Daetwyler Hans D, Villanueva Beatriz, Woolliams John A
Genetics and Genomics, The Roslin Institute and Royal (Dick) School of Veterinary Studies, The University of Edinburgh, Roslin, Midlothian, United Kingdom.
PLoS One. 2008;3(10):e3395. doi: 10.1371/journal.pone.0003395. Epub 2008 Oct 14.
The prediction of the genetic disease risk of an individual is a powerful public health tool. While predicting risk has been successful in diseases which follow simple Mendelian inheritance, it has proven challenging in complex diseases for which a large number of loci contribute to the genetic variance. The large numbers of single nucleotide polymorphisms now available provide new opportunities for predicting genetic risk of complex diseases with high accuracy.

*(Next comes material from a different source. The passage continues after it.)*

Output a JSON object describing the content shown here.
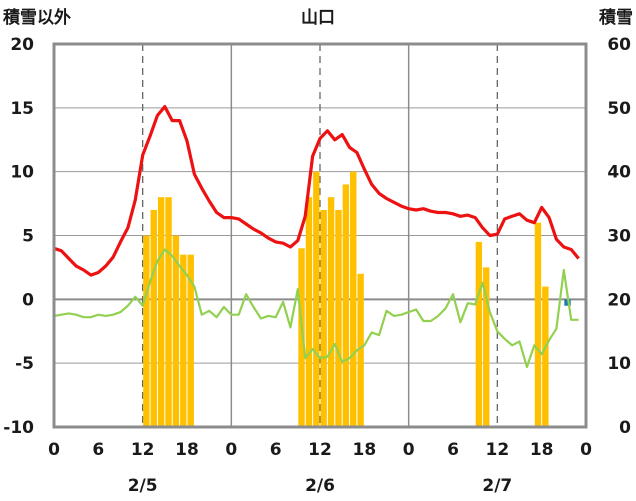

METHODOLOGY/PRINCIPAL FINDINGS: We have derived simple deterministic formulae to predict the accuracy of predicted genetic risk from population or case control studies using a genome-wide approach and assuming a dichotomous disease phenotype with an underlying continuous liability. We show that the prediction equations are special cases of the more general problem of predicting the accuracy of estimates of genetic values of a continuous phenotype. Our predictive equations are responsive to all parameters that affect accuracy and they are independent of allele frequency and effect distributions. Deterministic prediction errors when tested by simulation were generally small. The common link among the expressions for accuracy is that they are best summarized as the product of the ratio of number of phenotypic records per number of risk loci and the observed heritability.
CONCLUSIONS/SIGNIFICANCE: This study advances the understanding of the relative power of case control and population studies of disease. The predictions represent an upper bound of accuracy which may be achievable with improved effect estimation methods. The formulae derived will help researchers determine an appropriate sample size to attain a certain accuracy when predicting genetic risk.
预测个体的遗传疾病风险是一项强有力的公共卫生工具。虽然在遵循简单孟德尔遗传的疾病中预测风险已取得成功,但在大量基因座对遗传变异有贡献的复杂疾病中,这已被证明具有挑战性。现在可用的大量单核苷酸多态性为高精度预测复杂疾病的遗传风险提供了新机会。
方法/主要发现:我们推导了简单的确定性公式,以使用全基因组方法并假设具有潜在连续易感性的二分疾病表型,从人群或病例对照研究中预测预测遗传风险的准确性。我们表明,预测方程是预测连续表型遗传值估计准确性这一更一般问题的特殊情况。我们的预测方程对影响准确性的所有参数都有响应,并且它们与等位基因频率和效应分布无关。通过模拟测试时,确定性预测误差通常较小。准确性表达式之间的共同联系是,它们最好总结为每个风险基因座的表型记录数与观察到的遗传力之比的乘积。
结论/意义:本研究推进了对疾病病例对照和人群研究相对效力的理解。这些预测代表了通过改进效应估计方法可能实现的准确性上限。推导的公式将帮助研究人员在预测遗传风险时确定适当的样本量以达到一定的准确性。